Ich wollte genau das Gegenteil machen. Ich wollte, dass man sich die Bilder anschaut und nicht sofort an Sexarbeit denkt. Es geht mir um die Begegnung. Aber am Ende geht es auch um Macht und Grenzen. Das hat mich gepackt und beschäftigt mich immer noch. Das hängt alles so eng mit Sexualität und Identität zusammen. Das wollte ich verstehen, für mich persönlich.
Was meinst du mit Macht? Die Macht, die die Gesellschaft im Gegenzug zu queeren Sexarbeiter:innen hat?
Nein, sondern das Machtvolle, das diese Menschen ausstrahlen. Für mich hat das etwas, wenn man formulieren kann, was Identität für einen bedeutet. Da muss man sich viel mit sich auseinandergesetzt haben. Natürlich fällt der Blick immer zuerst auf die Bereiche, in denen man Nachteile hat, wenn man nicht in die binären Vorstellungen von Geschlecht passt. Aber eigentlich finde ich, ist das etwas sehr Machtvolles und auch Ermächtigendes. Aber auch das Machtgefüge Arbeit, Gesellschaft, Geld, Rollenbilder. Das alles hat sehr viel mit Macht und Hierarchie zu tun. Das meine ich mit Macht, es ist zweigeteilt.
Manchmal weicht der Blick von der Augenhöhe ab und wird heraufschauend, die Figuren werden fast monumental.

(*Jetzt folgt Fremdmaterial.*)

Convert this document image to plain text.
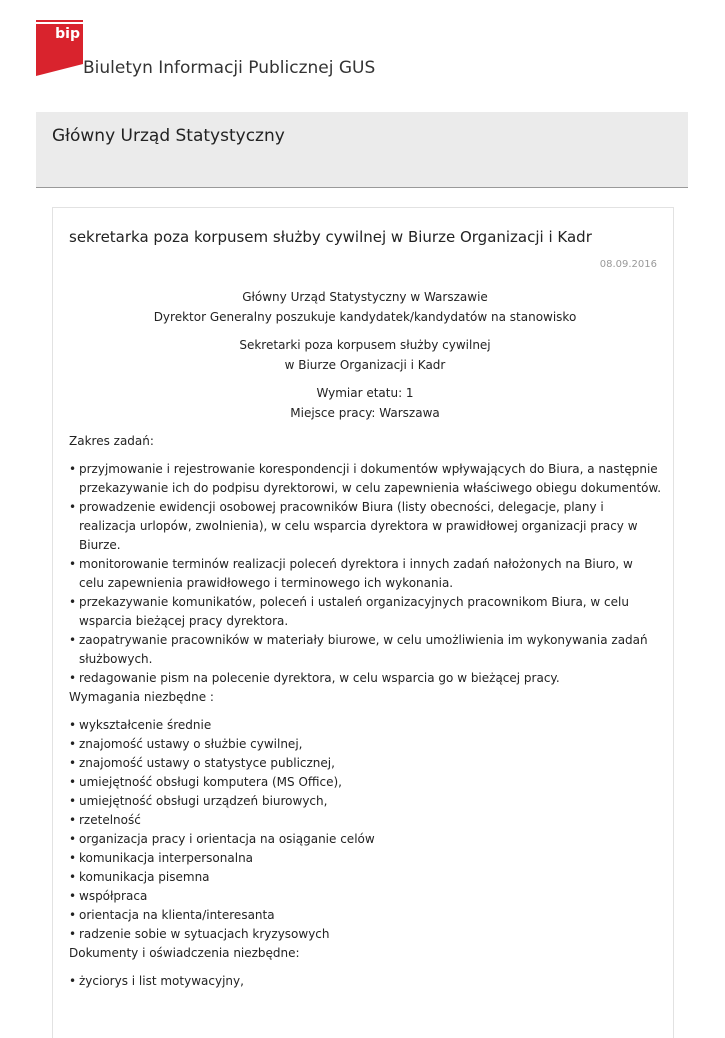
bip
Biuletyn Informacji Publicznej GUS
Główny Urząd Statystyczny
sekretarka poza korpusem służby cywilnej w Biurze Organizacji i Kadr
08.09.2016
Główny Urząd Statystyczny w Warszawie
Dyrektor Generalny poszukuje kandydatek/kandydatów na stanowisko
Sekretarki poza korpusem służby cywilnej
w Biurze Organizacji i Kadr
Wymiar etatu: 1
Miejsce pracy: Warszawa
Zakres zadań:
• przyjmowanie i rejestrowanie korespondencji i dokumentów wpływających do Biura, a następnie przekazywanie ich do podpisu dyrektorowi, w celu zapewnienia właściwego obiegu dokumentów.
• prowadzenie ewidencji osobowej pracowników Biura (listy obecności, delegacje, plany i realizacja urlopów, zwolnienia), w celu wsparcia dyrektora w prawidłowej organizacji pracy w Biurze.
• monitorowanie terminów realizacji poleceń dyrektora i innych zadań nałożonych na Biuro, w celu zapewnienia prawidłowego i terminowego ich wykonania.
• przekazywanie komunikatów, poleceń i ustaleń organizacyjnych pracownikom Biura, w celu wsparcia bieżącej pracy dyrektora.
• zaopatrywanie pracowników w materiały biurowe, w celu umożliwienia im wykonywania zadań służbowych.
• redagowanie pism na polecenie dyrektora, w celu wsparcia go w bieżącej pracy.
Wymagania niezbędne :
• wykształcenie średnie
• znajomość ustawy o służbie cywilnej,
• znajomość ustawy o statystyce publicznej,
• umiejętność obsługi komputera (MS Office),
• umiejętność obsługi urządzeń biurowych,
• rzetelność
• organizacja pracy i orientacja na osiąganie celów
• komunikacja interpersonalna
• komunikacja pisemna
• współpraca
• orientacja na klienta/interesanta
• radzenie sobie w sytuacjach kryzysowych
Dokumenty i oświadczenia niezbędne:
• życiorys i list motywacyjny,
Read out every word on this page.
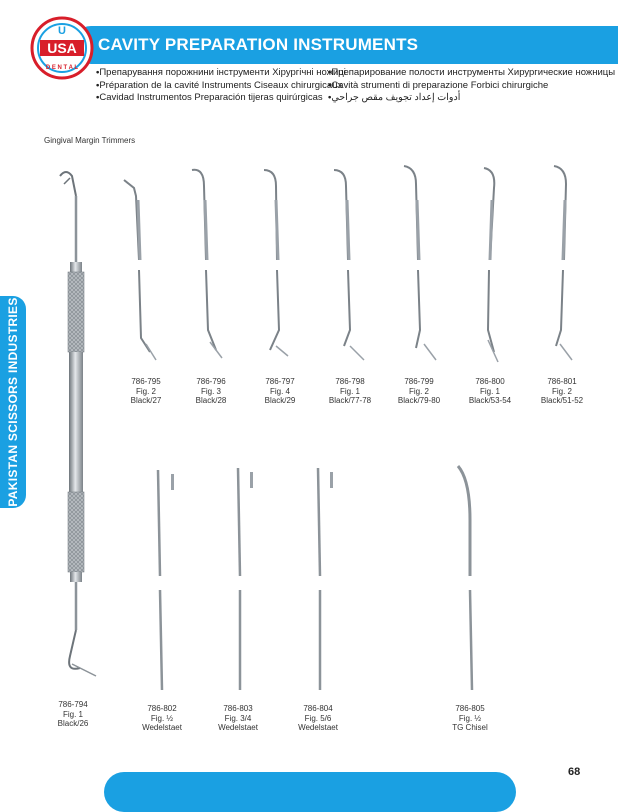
CAVITY PREPARATION INSTRUMENTS
U
USA
D E N T A L
•	Препарування порожнини інструменти Хірургічні ножиці
• Préparation de la cavité Instruments Ciseaux chirurgicaux
• Cavidad Instrumentos Preparación tijeras quirúrgicas
• Препарирование полости инструменты Хирургические ножницы
• Cavità strumenti di preparazione Forbici chirurgiche
• أدوات إعداد تجويف مقص جراحي
Gingival Margin Trimmers
PAKISTAN SCISSORS INDUSTRIES	786-795
Fig. 2
Black/27
786-796
Fig. 3
Black/28
786-797
Fig. 4
Black/29
786-798
Fig. 1
Black/77-78
786-799
Fig. 2
Black/79-80
786-800
Fig. 1
Black/53-54
786-801
Fig. 2
Black/51-52
786-794
Fig. 1
Black/26
786-802
Fig. ½
Wedelstaet
786-803
Fig. 3/4
Wedelstaet
786-804
Fig. 5/6
Wedelstaet
786-805
Fig. ½
TG Chisel
68
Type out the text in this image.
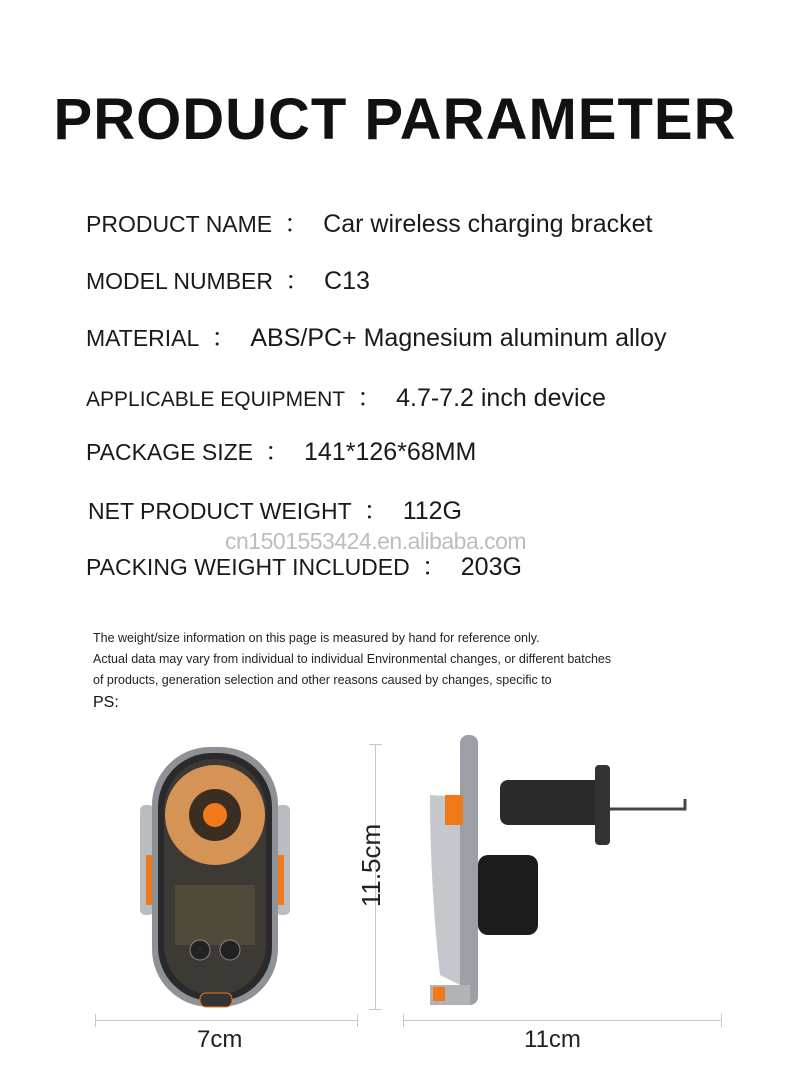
PRODUCT PARAMETER
PRODUCT NAME ： Car wireless charging bracket
MODEL NUMBER ： C13
MATERIAL ： ABS/PC+ Magnesium aluminum alloy
APPLICABLE EQUIPMENT ： 4.7-7.2 inch device
PACKAGE SIZE ： 141*126*68MM
NET PRODUCT WEIGHT ： 112G
PACKING WEIGHT INCLUDED ： 203G
cn1501553424.en.alibaba.com
The weight/size information on this page is measured by hand for reference only.
Actual data may vary from individual to individual Environmental changes, or different batches
of products, generation selection and other reasons caused by changes, specific to
PS:
11.5cm
7cm	11cm
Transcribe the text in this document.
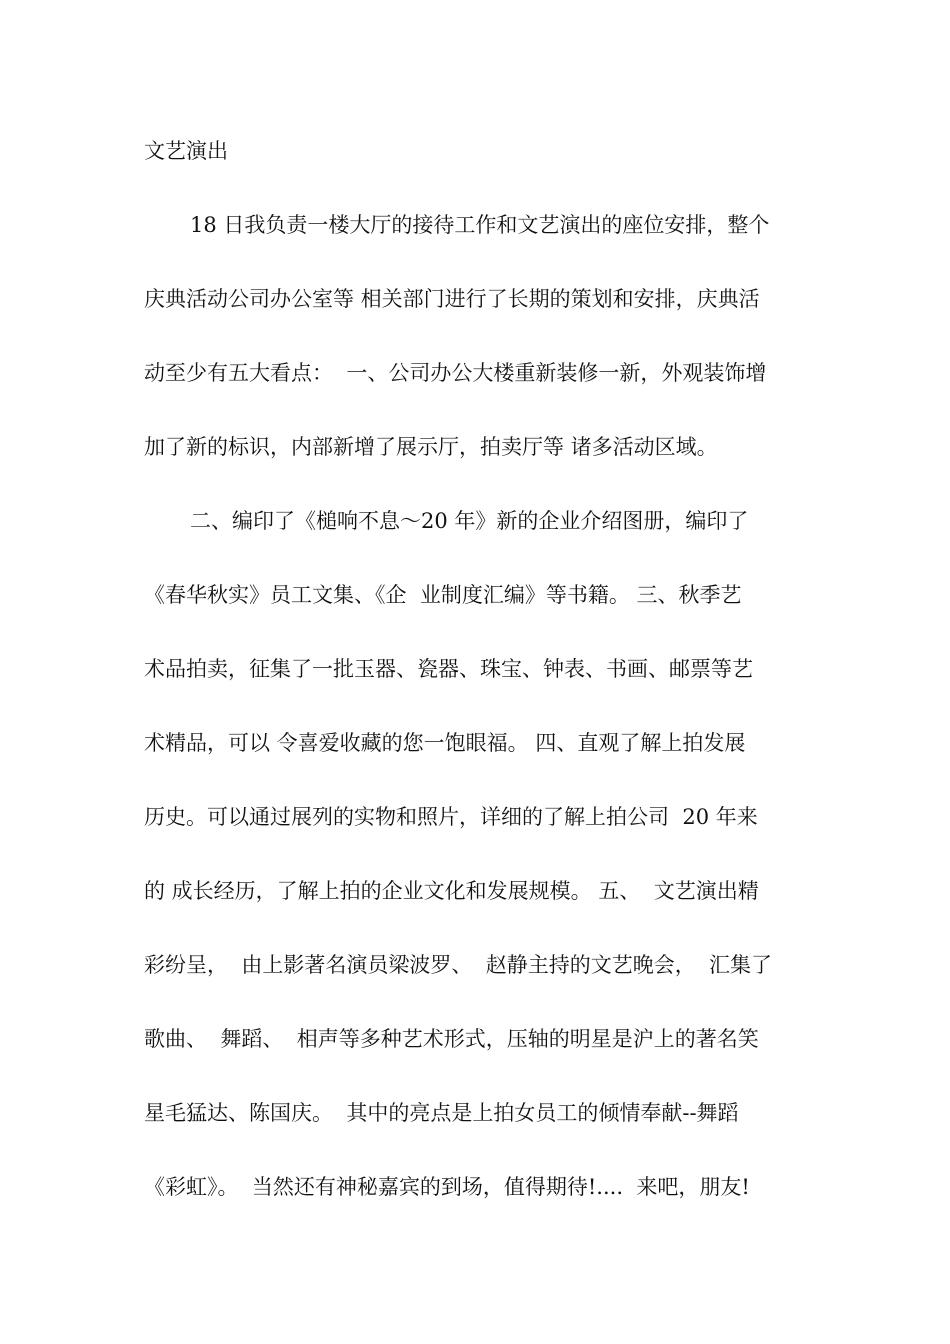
文艺演出
18 日我负责一楼大厅的接待工作和文艺演出的座位安排，整个
庆典活动公司办公室等 相关部门进行了长期的策划和安排，庆典活
动至少有五大看点：  一、公司办公大楼重新装修一新，外观装饰增
加了新的标识，内部新增了展示厅，拍卖厅等 诸多活动区域。
二、编印了《槌响不息～20 年》新的企业介绍图册，编印了
《春华秋实》员工文集、《企  业制度汇编》等书籍。 三、秋季艺
术品拍卖，征集了一批玉器、瓷器、珠宝、钟表、书画、邮票等艺
术精品，可以 令喜爱收藏的您一饱眼福。 四、直观了解上拍发展
历史。可以通过展列的实物和照片，详细的了解上拍公司  20 年来
的 成长经历，了解上拍的企业文化和发展规模。 五、  文艺演出精
彩纷呈，  由上影著名演员梁波罗、  赵静主持的文艺晚会，  汇集了
歌曲、  舞蹈、  相声等多种艺术形式，压轴的明星是沪上的著名笑
星毛猛达、陈国庆。  其中的亮点是上拍女员工的倾情奉献--舞蹈
《彩虹》。  当然还有神秘嘉宾的到场，值得期待!....  来吧，朋友!
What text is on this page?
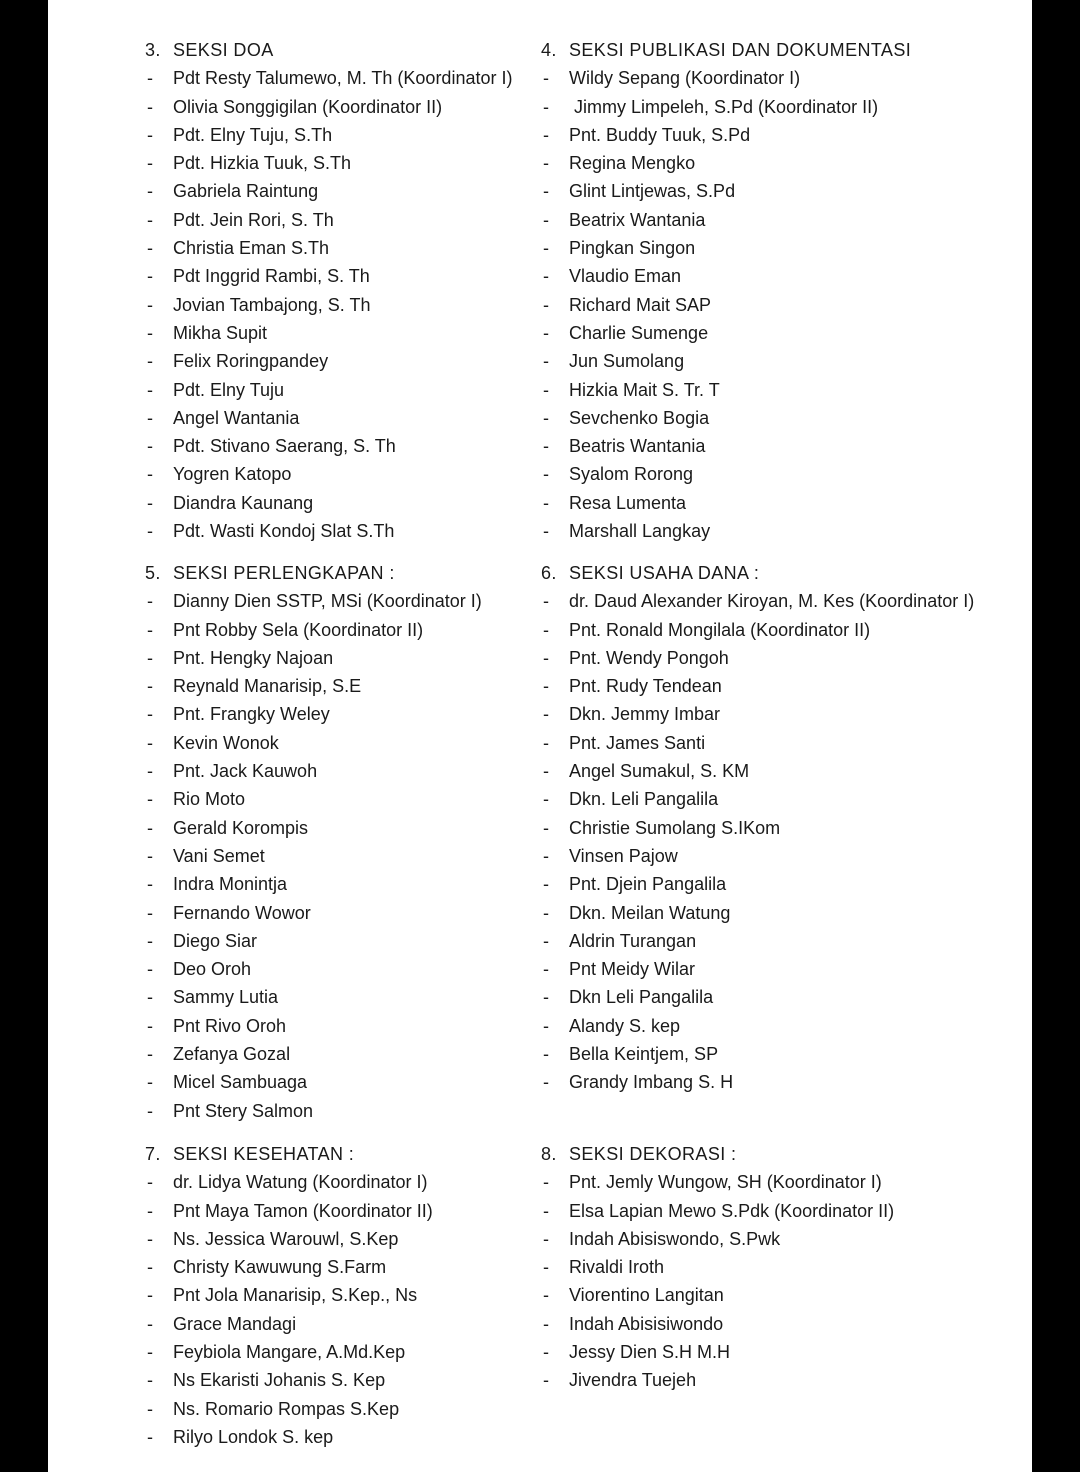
3. SEKSI DOA
- Pdt Resty Talumewo, M. Th (Koordinator I)
- Olivia Songgigilan (Koordinator II)
- Pdt. Elny Tuju, S.Th
- Pdt. Hizkia Tuuk, S.Th
- Gabriela Raintung
- Pdt. Jein Rori, S. Th
- Christia Eman S.Th
- Pdt Inggrid Rambi, S. Th
- Jovian Tambajong, S. Th
- Mikha Supit
- Felix Roringpandey
- Pdt. Elny Tuju
- Angel Wantania
- Pdt. Stivano Saerang, S. Th
- Yogren Katopo
- Diandra Kaunang
- Pdt. Wasti Kondoj Slat S.Th
4. SEKSI PUBLIKASI DAN DOKUMENTASI
- Wildy Sepang (Koordinator I)
- Jimmy Limpeleh, S.Pd (Koordinator II)
- Pnt. Buddy Tuuk, S.Pd
- Regina Mengko
- Glint Lintjewas, S.Pd
- Beatrix Wantania
- Pingkan Singon
- Vlaudio Eman
- Richard Mait SAP
- Charlie Sumenge
- Jun Sumolang
- Hizkia Mait S. Tr. T
- Sevchenko Bogia
- Beatris Wantania
- Syalom Rorong
- Resa Lumenta
- Marshall Langkay
5. SEKSI PERLENGKAPAN :
- Dianny Dien SSTP, MSi (Koordinator I)
- Pnt Robby Sela (Koordinator II)
- Pnt. Hengky Najoan
- Reynald Manarisip, S.E
- Pnt. Frangky Weley
- Kevin Wonok
- Pnt. Jack Kauwoh
- Rio Moto
- Gerald Korompis
- Vani Semet
- Indra Monintja
- Fernando Wowor
- Diego Siar
- Deo Oroh
- Sammy Lutia
- Pnt Rivo Oroh
- Zefanya Gozal
- Micel Sambuaga
- Pnt Stery Salmon
6. SEKSI USAHA DANA :
- dr. Daud Alexander Kiroyan, M. Kes (Koordinator I)
- Pnt. Ronald Mongilala (Koordinator II)
- Pnt. Wendy Pongoh
- Pnt. Rudy Tendean
- Dkn. Jemmy Imbar
- Pnt. James Santi
- Angel Sumakul, S. KM
- Dkn. Leli Pangalila
- Christie Sumolang S.IKom
- Vinsen Pajow
- Pnt. Djein Pangalila
- Dkn. Meilan Watung
- Aldrin Turangan
- Pnt Meidy Wilar
- Dkn Leli Pangalila
- Alandy S. kep
- Bella Keintjem, SP
- Grandy Imbang S. H
7. SEKSI KESEHATAN :
- dr. Lidya Watung (Koordinator I)
- Pnt Maya Tamon (Koordinator II)
- Ns. Jessica Warouwl, S.Kep
- Christy Kawuwung S.Farm
- Pnt Jola Manarisip, S.Kep., Ns
- Grace Mandagi
- Feybiola Mangare, A.Md.Kep
- Ns Ekaristi Johanis S. Kep
- Ns. Romario Rompas S.Kep
- Rilyo Londok S. kep
8. SEKSI DEKORASI :
- Pnt. Jemly Wungow, SH (Koordinator I)
- Elsa Lapian Mewo S.Pdk (Koordinator II)
- Indah Abisiswondo, S.Pwk
- Rivaldi Iroth
- Viorentino Langitan
- Indah Abisisiwondo
- Jessy Dien S.H M.H
- Jivendra Tuejeh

Ich glaube, ich wollte das zwischendurch auch. Natürlich geht es um Augenhöhe. Aber das sind Menschen, die sind so cool! Ich mag sie einfach sehr gerne. Jede der Personen, mit denen ich geredet hatte, hatte etwas Episches. Das hört sich kitschig an, gerade weil es ja ursprünglich um Augenhöhe ging. Aber ich hatte ganz oft das Gefühl, ich sollte in Gemälden arbeiten, ich will sie in Öl malen. Das ist wahrscheinlich in die Bilder reingeschwappt. Das ist halt einfach so passiert.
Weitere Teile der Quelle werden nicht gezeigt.